Otherwise, if the signal is long enough to want to break it up into parts, the result of the convolution probably is as well, so to do subsequent convolutions on it we can leave it split up and in fourier form. We can use the same plan to fft the signal chunks and the other args, then multiply each chunk by all the subsequent fourier representations. We calculate how much padding each output chunk accumulates over all these operations, ifft the resulting chunks, lop off the padding and cat them back together (edit: er... i later realized you wouldn't just lop them off, I guess you'd normally sum the overlapping sections? the same should work here). I hope that makes sense and I haven't missed something important about overlap-save

This assumes that the biggest array is the first argument, as is planned. (Edit: making overlap-save occur for large arrays later down the line might be more complicated, but extending conv the N arguments and enabling overlap-save for the first argument don't reduce one another's functionality, so there isn't a direct conflict).

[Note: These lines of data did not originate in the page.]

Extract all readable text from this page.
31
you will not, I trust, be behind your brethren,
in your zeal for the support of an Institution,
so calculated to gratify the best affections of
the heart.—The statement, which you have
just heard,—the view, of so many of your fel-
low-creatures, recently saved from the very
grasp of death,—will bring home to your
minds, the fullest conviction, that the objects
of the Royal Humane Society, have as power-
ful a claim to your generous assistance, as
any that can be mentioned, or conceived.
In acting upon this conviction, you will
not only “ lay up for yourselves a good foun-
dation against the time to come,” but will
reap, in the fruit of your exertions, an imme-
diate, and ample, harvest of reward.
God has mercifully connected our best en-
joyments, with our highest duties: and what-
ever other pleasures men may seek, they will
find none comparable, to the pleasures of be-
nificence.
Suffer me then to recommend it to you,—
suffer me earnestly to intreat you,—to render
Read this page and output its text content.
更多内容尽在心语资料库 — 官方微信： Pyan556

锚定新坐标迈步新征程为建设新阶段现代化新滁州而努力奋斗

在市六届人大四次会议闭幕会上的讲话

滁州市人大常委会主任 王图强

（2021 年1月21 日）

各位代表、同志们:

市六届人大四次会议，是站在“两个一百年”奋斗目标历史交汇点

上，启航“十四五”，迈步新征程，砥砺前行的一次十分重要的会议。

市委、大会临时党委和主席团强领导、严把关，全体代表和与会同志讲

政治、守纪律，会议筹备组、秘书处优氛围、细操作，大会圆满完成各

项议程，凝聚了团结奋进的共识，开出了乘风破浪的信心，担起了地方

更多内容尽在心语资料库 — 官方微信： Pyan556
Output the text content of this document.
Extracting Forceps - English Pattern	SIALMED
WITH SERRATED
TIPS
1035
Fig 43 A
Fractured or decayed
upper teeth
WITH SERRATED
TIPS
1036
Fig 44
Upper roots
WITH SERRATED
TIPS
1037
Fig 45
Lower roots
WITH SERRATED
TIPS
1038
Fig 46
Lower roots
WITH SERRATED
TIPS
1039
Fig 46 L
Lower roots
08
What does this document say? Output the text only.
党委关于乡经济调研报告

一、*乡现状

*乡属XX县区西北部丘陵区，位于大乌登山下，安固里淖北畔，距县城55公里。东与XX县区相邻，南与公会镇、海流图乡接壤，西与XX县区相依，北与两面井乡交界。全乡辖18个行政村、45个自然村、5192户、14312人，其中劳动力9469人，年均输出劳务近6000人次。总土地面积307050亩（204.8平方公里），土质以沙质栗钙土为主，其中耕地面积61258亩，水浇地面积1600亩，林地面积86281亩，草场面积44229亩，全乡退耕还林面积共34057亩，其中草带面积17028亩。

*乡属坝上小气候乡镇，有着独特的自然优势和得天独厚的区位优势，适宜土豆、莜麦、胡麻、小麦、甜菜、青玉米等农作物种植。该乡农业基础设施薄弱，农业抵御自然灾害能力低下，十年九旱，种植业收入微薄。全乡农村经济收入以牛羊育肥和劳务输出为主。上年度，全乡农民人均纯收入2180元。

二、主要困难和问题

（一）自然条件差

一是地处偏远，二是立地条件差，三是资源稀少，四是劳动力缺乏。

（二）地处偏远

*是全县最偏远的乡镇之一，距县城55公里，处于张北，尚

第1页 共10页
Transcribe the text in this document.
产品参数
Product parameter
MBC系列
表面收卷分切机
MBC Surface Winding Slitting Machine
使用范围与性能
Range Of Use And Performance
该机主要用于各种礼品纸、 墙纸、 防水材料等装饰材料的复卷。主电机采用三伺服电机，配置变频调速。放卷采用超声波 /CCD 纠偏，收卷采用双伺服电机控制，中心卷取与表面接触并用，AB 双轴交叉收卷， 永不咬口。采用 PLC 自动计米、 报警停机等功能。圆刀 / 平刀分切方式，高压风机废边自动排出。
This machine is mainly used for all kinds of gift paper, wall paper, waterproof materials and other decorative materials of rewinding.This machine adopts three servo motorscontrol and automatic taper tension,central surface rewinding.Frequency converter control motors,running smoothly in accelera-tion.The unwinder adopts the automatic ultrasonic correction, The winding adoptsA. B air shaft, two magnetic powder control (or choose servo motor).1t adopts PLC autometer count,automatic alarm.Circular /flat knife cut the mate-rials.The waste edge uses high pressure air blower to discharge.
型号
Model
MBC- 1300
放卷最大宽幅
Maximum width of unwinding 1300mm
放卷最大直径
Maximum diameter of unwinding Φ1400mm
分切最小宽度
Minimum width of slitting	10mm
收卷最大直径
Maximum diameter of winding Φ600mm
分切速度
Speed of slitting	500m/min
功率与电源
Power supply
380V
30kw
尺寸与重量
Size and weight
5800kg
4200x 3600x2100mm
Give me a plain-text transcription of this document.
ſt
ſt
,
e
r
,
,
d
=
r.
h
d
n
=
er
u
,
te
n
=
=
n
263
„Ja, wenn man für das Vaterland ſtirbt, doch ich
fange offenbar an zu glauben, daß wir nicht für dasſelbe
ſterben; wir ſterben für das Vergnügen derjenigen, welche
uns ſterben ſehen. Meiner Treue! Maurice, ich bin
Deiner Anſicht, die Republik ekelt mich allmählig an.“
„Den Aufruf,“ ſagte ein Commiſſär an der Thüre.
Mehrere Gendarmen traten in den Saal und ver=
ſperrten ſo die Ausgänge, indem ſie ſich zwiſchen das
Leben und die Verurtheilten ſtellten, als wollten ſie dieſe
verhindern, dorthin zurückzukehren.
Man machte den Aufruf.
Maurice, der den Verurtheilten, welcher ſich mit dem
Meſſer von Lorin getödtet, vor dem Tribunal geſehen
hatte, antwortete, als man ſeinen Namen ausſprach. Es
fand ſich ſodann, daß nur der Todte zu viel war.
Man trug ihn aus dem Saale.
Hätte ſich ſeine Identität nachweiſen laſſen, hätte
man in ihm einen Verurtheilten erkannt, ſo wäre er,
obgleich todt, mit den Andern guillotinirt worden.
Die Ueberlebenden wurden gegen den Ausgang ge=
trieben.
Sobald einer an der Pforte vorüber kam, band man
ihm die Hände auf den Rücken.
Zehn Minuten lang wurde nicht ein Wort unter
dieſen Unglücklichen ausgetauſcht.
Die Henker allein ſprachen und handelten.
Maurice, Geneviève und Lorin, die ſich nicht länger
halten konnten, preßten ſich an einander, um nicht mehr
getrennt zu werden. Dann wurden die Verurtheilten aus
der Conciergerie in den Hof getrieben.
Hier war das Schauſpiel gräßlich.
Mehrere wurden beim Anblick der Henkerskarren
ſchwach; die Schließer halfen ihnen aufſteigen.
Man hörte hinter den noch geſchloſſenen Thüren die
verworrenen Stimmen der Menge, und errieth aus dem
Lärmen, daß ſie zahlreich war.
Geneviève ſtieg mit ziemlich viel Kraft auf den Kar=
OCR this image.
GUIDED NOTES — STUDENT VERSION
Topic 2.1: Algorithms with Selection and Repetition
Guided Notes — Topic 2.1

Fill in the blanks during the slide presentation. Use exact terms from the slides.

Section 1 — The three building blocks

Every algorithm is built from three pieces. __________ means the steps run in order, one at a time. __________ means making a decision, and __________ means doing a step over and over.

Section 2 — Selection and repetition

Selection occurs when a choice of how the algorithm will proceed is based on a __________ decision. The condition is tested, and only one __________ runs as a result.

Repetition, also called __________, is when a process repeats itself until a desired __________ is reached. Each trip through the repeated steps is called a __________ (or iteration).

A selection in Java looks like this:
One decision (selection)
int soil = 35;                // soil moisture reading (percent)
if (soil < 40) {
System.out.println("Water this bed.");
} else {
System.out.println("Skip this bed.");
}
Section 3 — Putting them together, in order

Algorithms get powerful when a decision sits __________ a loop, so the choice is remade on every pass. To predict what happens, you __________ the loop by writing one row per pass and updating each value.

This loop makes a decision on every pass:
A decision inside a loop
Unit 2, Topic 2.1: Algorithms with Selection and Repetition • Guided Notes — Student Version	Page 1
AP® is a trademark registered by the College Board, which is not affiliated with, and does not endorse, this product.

HDictus avatar Apr 13 '19 06:04 HDictus

I'll work on some other things for a while and I'll get back to this after Galen finishes what he's doing with overlap-save, since It looks like implementing and then merging might take twice as much time as just implementing after the change.

HDictus avatar Apr 16 '19 07:04 HDictus

Whoops sorry! Busy weekend with work stuff, I'll try to reply soon.

galenlynch avatar Apr 16 '19 11:04 galenlynch

@HDictus it works for any number of dimensions.

I think what you described should work well for overlap save. I put the code that I've been working on as a PR (#286). It's pretty much complete, though there are indexing problems lurking in the code. As you can see, overlap save transforms the smaller array and sets them aside, then convolves each chunk of the large array with the smaller array. I think it would be pretty simple to extend it to accepting multiple arrays, by transforming each of the smaller (trailing) arrays and finding the product of their Fourier transforms, and then convolving each chunk of the large (first) array with the saved product.

As for lopping / adding, overlap save does indeed lop off the aliased portion of the ifft (and therefore avoids padding), while overlap add does padding and adds the pieces together. It turns out that overlap-save is a little bit more efficient than overlap-add. Both of them are more efficient than straight forward fft convolution if the second array is not small, e.g. see the computational complexity portion of https://www.allaboutcircuits.com/technical-articles/overlap-add-method-linear-filtering-based-on-the-discrete-fourier-transform/.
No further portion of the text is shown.